House in Adelaide, Australia

2 Holden Street is a house in the Kensington Park district of Adelaide, Australia. It was the residence of the cricketer Don Bradman, his wife Jessie, and their family. The house was commissioned by the couple and built in 1934; they lived in the house until their respective deaths in 1997 and 2001.

==History==
The Bradmans moved to Adelaide from Sydney in 1934. Bradman had moved to Adelaide as he had been promised a job as a stockbroker with the support of Harry Hodgetts, an Adelaide businessman and Australian Cricket Board of Control committee member. The house was commissioned by the Bradmans and designed by Philip Claridge, a local architect.
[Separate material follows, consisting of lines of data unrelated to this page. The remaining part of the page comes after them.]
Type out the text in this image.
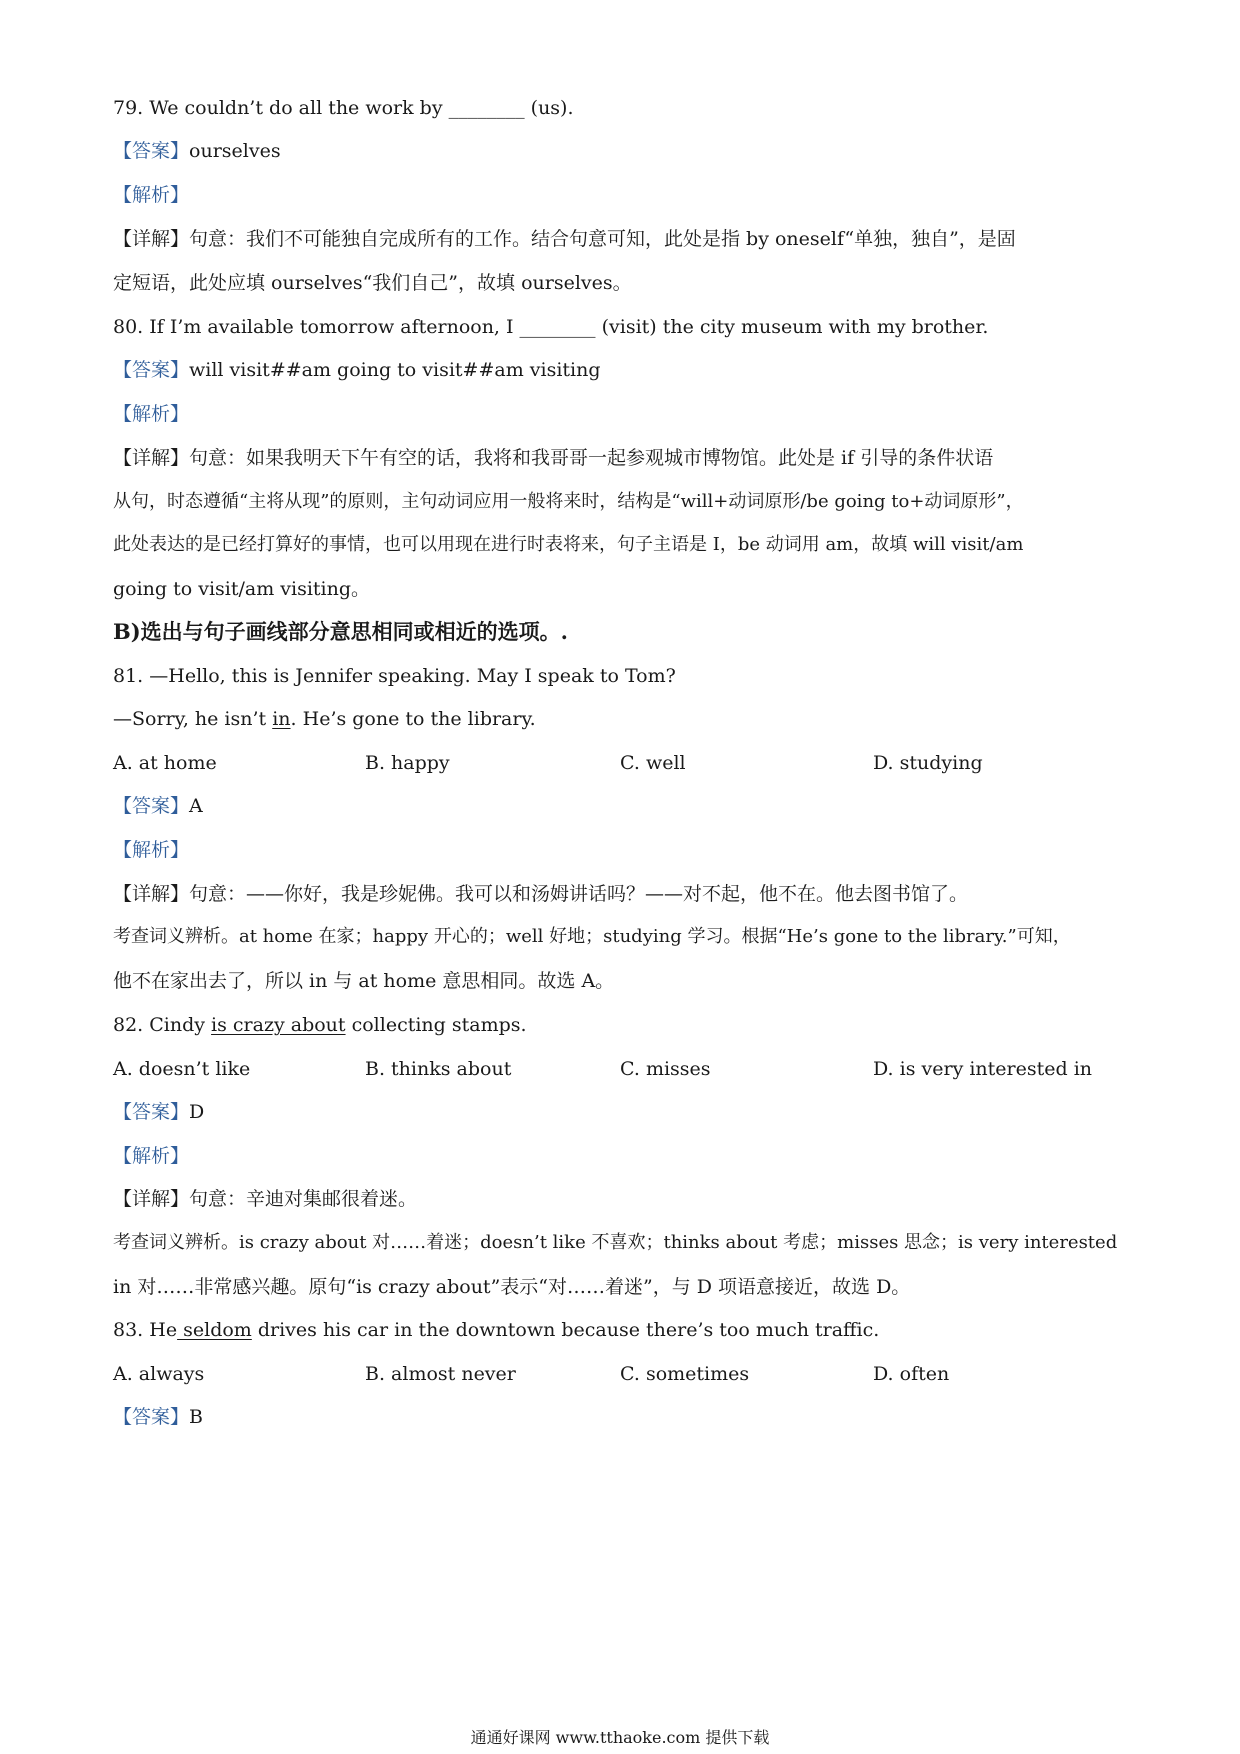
79. We couldn’t do all the work by ________ (us).
【答案】ourselves
【解析】
【详解】句意：我们不可能独自完成所有的工作。结合句意可知，此处是指 by oneself“单独，独自”，是固
定短语，此处应填 ourselves“我们自己”，故填 ourselves。
80. If I’m available tomorrow afternoon, I ________ (visit) the city museum with my brother.
【答案】will visit##am going to visit##am visiting
【解析】
【详解】句意：如果我明天下午有空的话，我将和我哥哥一起参观城市博物馆。此处是 if 引导的条件状语
从句，时态遵循“主将从现”的原则，主句动词应用一般将来时，结构是“will+动词原形/be going to+动词原形”，
此处表达的是已经打算好的事情，也可以用现在进行时表将来，句子主语是 I，be 动词用 am，故填 will visit/am
going to visit/am visiting。
B)选出与句子画线部分意思相同或相近的选项。.
81. —Hello, this is Jennifer speaking. May I speak to Tom?
—Sorry, he isn’t in. He’s gone to the library.
A. at home	B. happy	C. well	D. studying
【答案】A
【解析】
【详解】句意：——你好，我是珍妮佛。我可以和汤姆讲话吗？——对不起，他不在。他去图书馆了。
考查词义辨析。at home 在家；happy 开心的；well 好地；studying 学习。根据“He’s gone to the library.”可知，
他不在家出去了，所以 in 与 at home 意思相同。故选 A。
82. Cindy is crazy about collecting stamps.
A. doesn’t like	B. thinks about	C. misses	D. is very interested in
【答案】D
【解析】
【详解】句意：辛迪对集邮很着迷。
考查词义辨析。is crazy about 对……着迷；doesn’t like 不喜欢；thinks about 考虑；misses 思念；is very interested
in 对……非常感兴趣。原句“is crazy about”表示“对……着迷”，与 D 项语意接近，故选 D。
83. He seldom drives his car in the downtown because there’s too much traffic.
A. always	B. almost never	C. sometimes	D. often
【答案】B
通通好课网 www.tthaoke.com 提供下载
Bradman had met the architect as a result of his work maintaining the Adelaide Oval. The house is situated on Holden Road in the Kensington Park district of eastern Adelaide. It is 2 storeys in height and built in the neo-Georgian style in red brick. Claridge subsequently added an extension to the house for a billiard room. Bradman numbered the letterbox of the house '2a' to deter fans. Bradman played for the local Kensington Cricket Club at the Kensington Oval, a short walk from his house. Bradman's fame ensured that the house attracted fans and tourists including a group of 100 schoolchildren from Melbourne and Sydney in 1938 and the comedian Arthur Askey in 1949. Bradman met businessman Kerry Packer at the house in February 1979 to reconcile divisions over Packer's World Series Cricket.
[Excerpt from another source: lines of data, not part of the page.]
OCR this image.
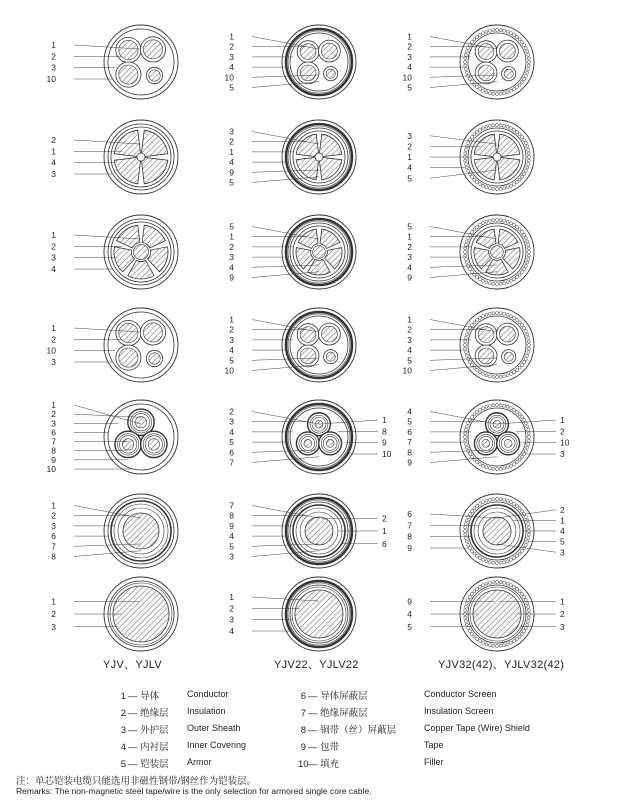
1
2
3
10
1
2
3
4
10
5
1
2
3
4
10
5
2
1
4
3
3
2
1
4
9
5
3
2
1
4
5
1
2
3
4
5
1
2
3
4
9
5
1
2
3
4
9
1
2
10
3
1
2
3
4
5
10
1
2
3
4
5
10
1
2
3
6
7
8
9
10
2
3
4
5
6
7
1
8
9
10
4
5
6
7
8
9
1
2
10
3
1
2
3
6
7
8
7
8
9
4
5
3
2
1
6
6
7
8
9
2
1
4
5
3
1
2
3
1
2
3
4
9
4
5
1
2
3
YJV、YJLV	YJV22、YJLV22	YJV32(42)、YJLV32(42)
1 — 导体	Conductor
2 — 绝缘层 Insulation
3 — 外护层 Outer Sheath
4 — 内衬层 Inner Covering
5 — 铠装层 Armor
6 — 导体屏蔽层	Conductor Screen
7 — 绝缘屏蔽层	Insulation Screen
8 — 铜带（丝）屏蔽层	Copper Tape (Wire) Shield
9 — 包带	Tape
10— 填充	Filler
注：单芯铠装电缆只能选用非磁性钢带/钢丝作为铠装层。
Remarks: The non-magnetic steel tape/wire is the only selection for armored single core cable.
Bradman lived at the property for 65 years, and died at the house on 25 February 2001. Jessie had predeceased him in September 1997. There is no commemoration of Bradman at the house or indication that he lived there. Robin Sellick's 1993 portrait of the Bradmans in front of the fireplace of the house is in the collection of the National Portrait Gallery in Sydney.
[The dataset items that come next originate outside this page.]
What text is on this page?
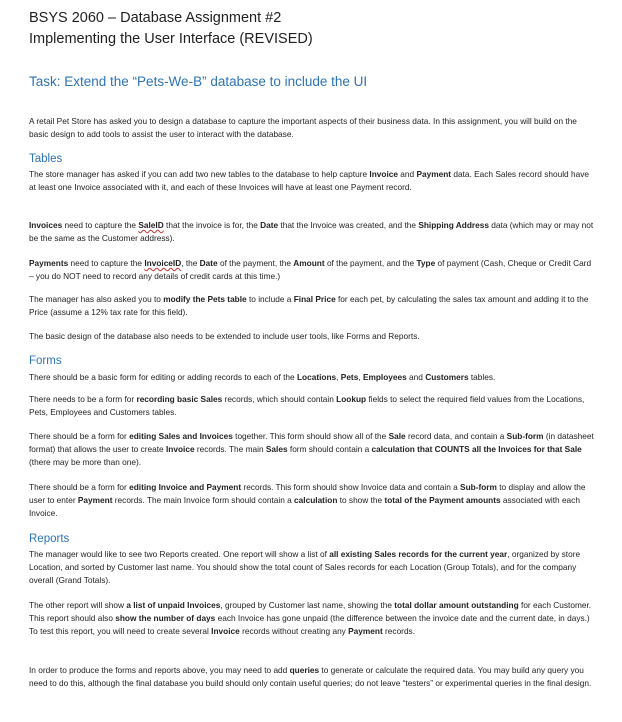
BSYS 2060 – Database Assignment #2
Implementing the User Interface (REVISED)
Task: Extend the “Pets-We-B” database to include the UI
A retail Pet Store has asked you to design a database to capture the important aspects of their business data. In this assignment, you will build on the basic design to add tools to assist the user to interact with the database.
Tables
The store manager has asked if you can add two new tables to the database to help capture Invoice and Payment data. Each Sales record should have at least one Invoice associated with it, and each of these Invoices will have at least one Payment record.
Invoices need to capture the SaleID that the invoice is for, the Date that the Invoice was created, and the Shipping Address data (which may or may not be the same as the Customer address).
Payments need to capture the InvoiceID, the Date of the payment, the Amount of the payment, and the Type of payment (Cash, Cheque or Credit Card – you do NOT need to record any details of credit cards at this time.)
The manager has also asked you to modify the Pets table to include a Final Price for each pet, by calculating the sales tax amount and adding it to the Price (assume a 12% tax rate for this field).
The basic design of the database also needs to be extended to include user tools, like Forms and Reports.
Forms
There should be a basic form for editing or adding records to each of the Locations, Pets, Employees and Customers tables.
There needs to be a form for recording basic Sales records, which should contain Lookup fields to select the required field values from the Locations, Pets, Employees and Customers tables.
There should be a form for editing Sales and Invoices together. This form should show all of the Sale record data, and contain a Sub-form (in datasheet format) that allows the user to create Invoice records. The main Sales form should contain a calculation that COUNTS all the Invoices for that Sale (there may be more than one).
There should be a form for editing Invoice and Payment records. This form should show Invoice data and contain a Sub-form to display and allow the user to enter Payment records. The main Invoice form should contain a calculation to show the total of the Payment amounts associated with each Invoice.
Reports
The manager would like to see two Reports created. One report will show a list of all existing Sales records for the current year, organized by store Location, and sorted by Customer last name. You should show the total count of Sales records for each Location (Group Totals), and for the company overall (Grand Totals).
The other report will show a list of unpaid Invoices, grouped by Customer last name, showing the total dollar amount outstanding for each Customer. This report should also show the number of days each Invoice has gone unpaid (the difference between the invoice date and the current date, in days.) To test this report, you will need to create several Invoice records without creating any Payment records.
In order to produce the forms and reports above, you may need to add queries to generate or calculate the required data. You may build any query you need to do this, although the final database you build should only contain useful queries; do not leave “testers” or experimental queries in the final design.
==Contemporary reception==
Visiting the house for The Times of India in 2024, Partha Bhaduri felt that it was "in its lonesome, defiant splendour, a living, breathing artifact of cricket history". Barry Gibbs, manager of the Bradman Collection at the State Library of South Australia said in 2004 that Indian people were "mad about anything to do with Bradman. Some of them almost regard him as a deity. But [Bradman] could never understand what all the fuss was about." ESPNcricinfo writer Aaron Owen considered the property "simple and humble" considering Bradman's fame and renown. A 2004 Sydney Morning Herald article considered the house "unremarkable to the eye".

==Heritage register listing==
In 1987 the house was nominated for the South Australian Heritage Register but was dropped after Bradman opposed it. In 1998 Bradman wrote in a letter, "At 89 years of age, I am not prepared to exist just to satisfy the autograph hunters' requests. People just seem to want my signature before I die." In 2004 it was placed onto a local heritage register by the City of Burnside. The council's chief executive officer, John Hanlon, said that "it really comes back to what the criteria is for local heritage significance and that centres around the fact that it has either a social importance, it has a place of importance or it's important because of a notable local personality – I guess The Don certainly fits that description" and that no objections had been received from Bradman's family. Bradman's granddaughter, Greta Bradman, said that "I can understand grandpa not wanting to have the house on the list, not wanting people coming around while he was living there ... I think it was a mark of respect to grandpa - to both of my grandparents - to keep the house off the list while they were alive" and that his family felt that the listing of the house was inevitable.